KODW2014 Workshop: Spatial Experience and Interactive Placemaking with Anijo Mathew
June 27, 2014
"The way I see it, a city is more than just bricks and mortar. It's the narrative, the stories, the music, the breakups, the proposals...for me, that layer is what it's all about." - Anijo Mathew, assistant professor at Illinois Institute of Technology
Theory: Designing With Human Experiences In Mind
Anijo Mathew says one of his ambitions is wanting to leave little information-dense 'bread crumbs' for his daughter. She's four years old right now, but Mathew says he wants his grown-up daughter to return from her travels and come home to Chicago one day to revisit where she grew up, through his eyes. Strolling down a busy street, she might walk by an office tower and her smartphone (or whatever futuristic variant of it that exists in 2030) would beep with a message triggered by her physical location. The message would be the 'bread crumb', a story from her papa telling her about their history. For example, imagine if the message told her that the building she was standing in was the old location of a restaurant they frequented together decades ago.

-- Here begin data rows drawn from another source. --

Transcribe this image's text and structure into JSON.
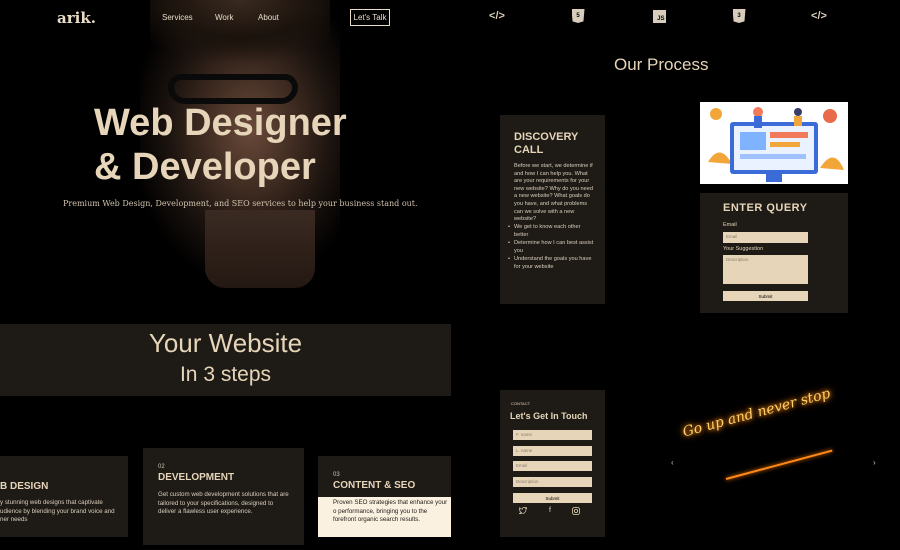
{
  "header": {
    "logo": "arik.",
    "nav": [
      "Services",
      "Work",
      "About"
    ],
    "cta": "Let's Talk"
  },
  "hero": {
    "title_line1": "Web Designer",
    "title_line2": "& Developer",
    "subtitle": "Premium Web Design, Development, and SEO services to help your business stand out."
  },
  "steps_band": {
    "line1": "Your Website",
    "line2": "In 3 steps"
  },
  "steps": [
    {
      "num": "",
      "title": "B DESIGN",
      "text": "y stunning web designs that captivate udience by blending your brand voice and ner needs"
    },
    {
      "num": "02",
      "title": "DEVELOPMENT",
      "text": "Get custom web development solutions that are tailored to your specifications, designed to deliver a flawless user experience."
    },
    {
      "num": "03",
      "title": "CONTENT & SEO",
      "text": "Proven SEO strategies that enhance your o performance, bringing you to the forefront organic search results."
    }
  ],
  "tech_icons": [
    "code-icon",
    "html5-icon",
    "js-icon",
    "css3-icon",
    "code-icon"
  ],
  "process": {
    "title": "Our Process",
    "discovery_title_1": "DISCOVERY",
    "discovery_title_2": "CALL",
    "discovery_body": "Before we start, we determine if and how I can help you. What are your requirements for your new website? Why do you need a new website? What goals do you have, and what problems can we solve with a new website?",
    "discovery_points": [
      "We get to know each other better",
      "Determine how I can best assist you",
      "Understand the goals you have for your website"
    ]
  },
  "query": {
    "title": "ENTER QUERY",
    "email_label": "Email",
    "email_placeholder": "Email",
    "suggestion_label": "Your Suggestion",
    "suggestion_placeholder": "Description",
    "submit": "Submit"
  },
  "contact": {
    "small": "CONTACT",
    "title": "Let's Get In Touch",
    "fields": [
      "F. name",
      "L. name",
      "Email",
      "Description"
    ],
    "submit": "Submit"
  },
  "slider": {
    "caption": "Go up and never stop",
    "prev": "‹",
    "next": "›"
  },
  "colors": {
    "accent": "#e6d5b8",
    "panel": "#1e1b17",
    "background": "#000000",
    "neon": "#ffcf6a"
  }
}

The design expert, currently teaching at the Illinois Institute of Technology, says this idea is an illustration of his belief that great architecture is designed with places in mind, not spaces. Mathew defines space as a location, a quadrant. He says place is the experience we associate with a space. Take a casino, for example: as a space, it has gaudy carpets, lots of flashy lighting and a bunch of noisy machines. As a place, it's where you might have had drinks with your girlfriend and watched an old lady win the big jackpot. The human experience is what makes a place special to history and culture, and ultimately, to an architect trying to decide how to design an area or product.
One of these human-centric, storytelling projects Mathew worked on was a fascinating research assignment he and his architecture students created. 'Urban Forest' used two side-by-side television-like screens (complete with feedback button) located on a storefront in Chicago to pose preference-based questions to locals. Examples include: Thin Crust or Deep Dish? Cupcakes or Real Cake? Bulls or Blackhawks? Each vote was represented as a leaf that attached itself to a tree on the screen, and when the allotted 72 hour voting period was over, one tree would likely be bigger than the other. Just as Mathew planned, the project represented the human interaction with the city's dining and entertainment options.
Mathew believes low-cost prototyping is often the best option for any design product or program. Though he says the design industry defaults to spending a very large amount of money per prototype, he believes that splitting up that cash is a better idea. If a company is granted US$ 100,000 to prototype a dental drill, it is a better idea to have 10 prototypes done in succession for US$ 10,000 than to have one really expensive version. Mathew reasons that even though wonky 'Frankenstein' prototypes (makeshift versions, such as a glue gun taped to a marker with a cotton ball attached to it, for instance) look awful, they get the message across and feedback/criticism are handed to the design team. He says this cycle, applied ten times, is much more useful than one cycle alone.
Armed with this knowledge, Mathew asked us to take a break from our lecture and soak in some local culture to observe how people interact in a place, then come back to the meeting room and design a Franken-prototype of a fun, interactive project (not unlike Urban Forest), that involved Cantonese culture and innovative design. Attendees paired up, disappeared for an hour and returned to an arts-and-crafts style workspace complete with LEGO, duct tape, foamboard and a slew of other artsy tools.
After the teams presented their culture and design projects, the idea Mathew seemed to enjoy most (he suggested they actually do it) was presented by a trio of ladies. They had observed many locals on the street taking selfies with their smartphones during their lunch break and wanted to fuse this with historical-era Hong Kong. The women had designed a smartphone app that would photoshop their pictured selves onto the same street in a bygone era. The twist was that using geo-fencing technology, it would be the same street the user was standing on. They also proposed that there would be a way to share these incredible journeys into the past, such an advertised hashtag and billboards displaying the photographs.
Mathew participated in a brief Q&A and the attendees departed for the day. Of course, being the nosey writer I've always been, I had to ask him: "Cupcakes or Real Cake? Bulls or Blackhawks?"